The only audit.log we can find, is the one form before:

1
2
$  ausearch -m SERVICE_STOP | grep -Ei 'shutdownd|shutdown|reboot|final|auditd'
type=SERVICE_STOP msg=audit(1743785996.839:279): pid=1 uid=0 auid=4294967295 ses=4294967295 subj=system_u:system_r:init_t:s0 msg='unit=dracut-shutdown comm="systemd" exe="/usr/lib/systemd/systemd" hostname=? addr=? terminal=? res=success'

The journalctl of the previous boot also suddenly ends without a shutdown sequence:

1
2
3
$ journalctl -b -1 |  tail -n 2
Apr 04 17:16:11 compute-0 systemd[1]: Finished Cleanup of Temporary Directories.
Apr 04 17:16:11 compute-0 systemd[1]: run-credentials-systemd\x2dtmpfiles\x2dclean.service.mount: Deactivated successfully.
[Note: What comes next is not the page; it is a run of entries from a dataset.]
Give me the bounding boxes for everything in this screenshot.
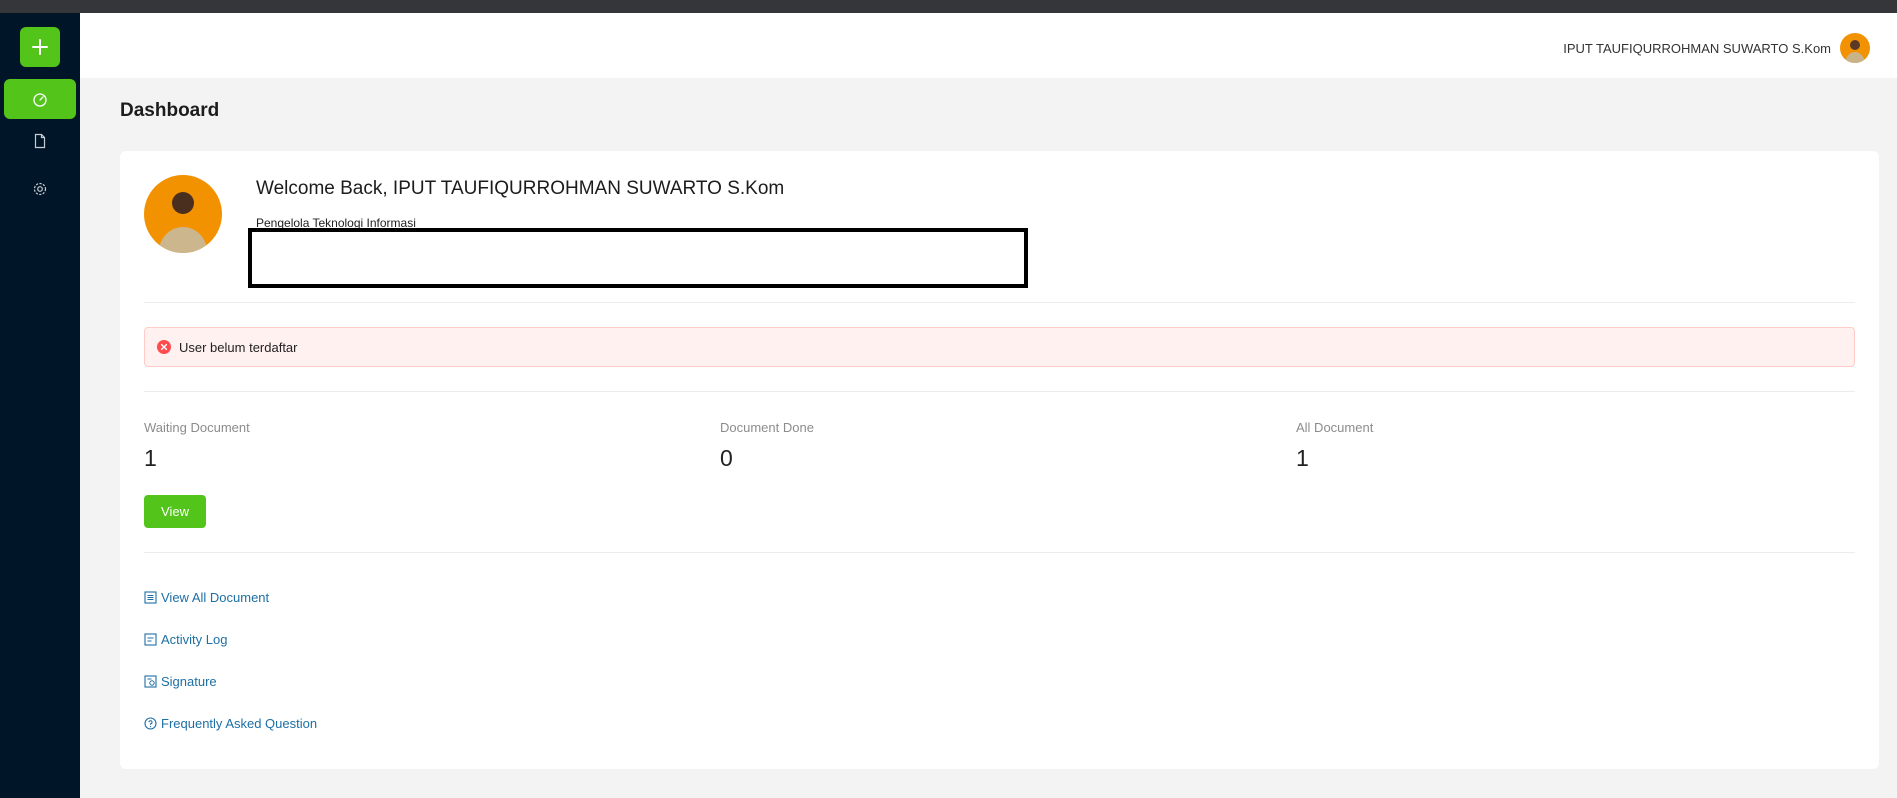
stat-label: All Document	[1296, 420, 1374, 435]
signature-icon	[144, 675, 157, 688]
profile-avatar	[144, 175, 222, 253]
close-circle-icon	[157, 340, 171, 354]
file-icon	[34, 133, 46, 149]
user-menu[interactable]: IPUT TAUFIQURROHMAN SUWARTO S.Kom	[1563, 33, 1870, 63]
user-name: IPUT TAUFIQURROHMAN SUWARTO S.Kom	[1563, 40, 1831, 56]
stat-label: Waiting Document	[144, 420, 250, 435]
link-label: Frequently Asked Question	[161, 716, 318, 731]
avatar[interactable]	[1840, 33, 1870, 63]
stat-value: 0	[720, 445, 733, 471]
sidebar-item-dashboard[interactable]	[4, 79, 76, 119]
stat-all-document: All Document 1	[1296, 420, 1373, 472]
alert-message: User belum terdaftar	[179, 339, 298, 355]
view-button[interactable]: View	[144, 495, 206, 528]
divider	[144, 302, 1855, 303]
faq-link[interactable]: Frequently Asked Question	[144, 716, 317, 731]
link-label: Signature	[161, 674, 217, 689]
log-icon	[144, 633, 157, 646]
list-icon	[144, 591, 157, 604]
browser-chrome-strip	[0, 0, 1897, 13]
stat-label: Document Done	[720, 420, 814, 435]
stat-waiting-document: Waiting Document 1	[144, 420, 250, 472]
question-icon	[144, 717, 157, 730]
sidebar	[0, 13, 80, 798]
plus-icon	[32, 39, 48, 55]
sidebar-item-documents[interactable]	[4, 121, 76, 161]
sidebar-item-settings[interactable]	[4, 169, 76, 209]
error-alert: User belum terdaftar	[144, 327, 1855, 367]
stat-document-done: Document Done 0	[720, 420, 814, 472]
divider	[144, 552, 1855, 553]
dashboard-card: Welcome Back, IPUT TAUFIQURROHMAN SUWART…	[120, 151, 1879, 769]
welcome-heading: Welcome Back, IPUT TAUFIQURROHMAN SUWART…	[256, 178, 785, 199]
divider	[144, 391, 1855, 392]
page-title: Dashboard	[120, 100, 220, 121]
dashboard-icon	[33, 93, 47, 107]
top-bar: IPUT TAUFIQURROHMAN SUWARTO S.Kom	[80, 13, 1897, 78]
view-all-document-link[interactable]: View All Document	[144, 590, 269, 605]
stat-value: 1	[1296, 445, 1309, 471]
link-label: View All Document	[161, 590, 270, 605]
redaction-box	[248, 228, 1028, 288]
activity-log-link[interactable]: Activity Log	[144, 632, 227, 647]
link-label: Activity Log	[161, 632, 228, 647]
stat-value: 1	[144, 445, 157, 471]
gear-icon	[33, 182, 47, 196]
add-button[interactable]	[20, 27, 60, 67]
signature-link[interactable]: Signature	[144, 674, 217, 689]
Note: The shutdown was initiated at 17:17:45 when considering the different timezone configurations.

Nevertheless, we can have an indicator, that the previous boot had an unclean shutdown by seeing if there was

A recovery started during latest boot
A filesystem check initiated during latest boot.

1
2
3
4
5
6
7
8
$ journalctl -b 0 |  grep -iE 'recover|fsck'
Apr 04 17:17:58 localhost systemd-fsck[651]: /usr/sbin/fsck.xfs: XFS file system.
Apr 04 17:17:58 localhost kernel: XFS (vda4): Starting recovery (logdev: internal) <===== HERE
Apr 04 17:17:58 localhost kernel: XFS (vda4): Ending recovery (logdev: internal) <===== HERE
Apr 04 17:17:59 compute-0 systemd[1]: Created slice Slice /system/systemd-fsck.
Apr 04 17:17:59 compute-0 systemd[1]: systemd-fsck-root.service: Deactivated successfully.
Apr 04 17:18:00 compute-0 systemd-fsck[819]: boot: recovering journal <===== HERE
Apr 04 17:18:00 compute-0 systemd-fsck[819]: boot: clean, 365/98304 files, 150426/393216 blocks

We see that the system did not go through a normal shutdown sequence due to the presence of XFS recovery and fsck journal recovery which confirms that filesystems were not cleanly unmounted. See the unclean unmounts section in the RHEL 9 docs for XFS.

Case 6: A kernel panic occured

A kernel panic is a safety measure taken by the kernel of an operating system when an internal fatal error is detected, such as hardware failures and memory corruption. First we need to clarify, if a system would reboot in such a case. The responsible setting is kernel.panic, where 0 means that the system is not rebooted. Any other value indicates the number of seconds which are waited before the reboot is triggered, see further kernel docs.

1
2
$ sysctl kernel.panic
kernel.panic = 10

If a kernel panic would have happened, we would usually find a corresponding file in /sys/fs/pstore/

1
2
$ ls /sys/fs/pstore/
sh-5.1# 

As the setup here is a bit more complicated for OpenShift, I will leave it without an example. For further readings, please follow the kernel docs.

Conclusion

Linux offers many powerful utilities to understand what has happened on your system. This includes user initiated actions, hypervisor / cloud provider activity and even hardware failures. If you have other indicators which you are usually verifying, please let me know.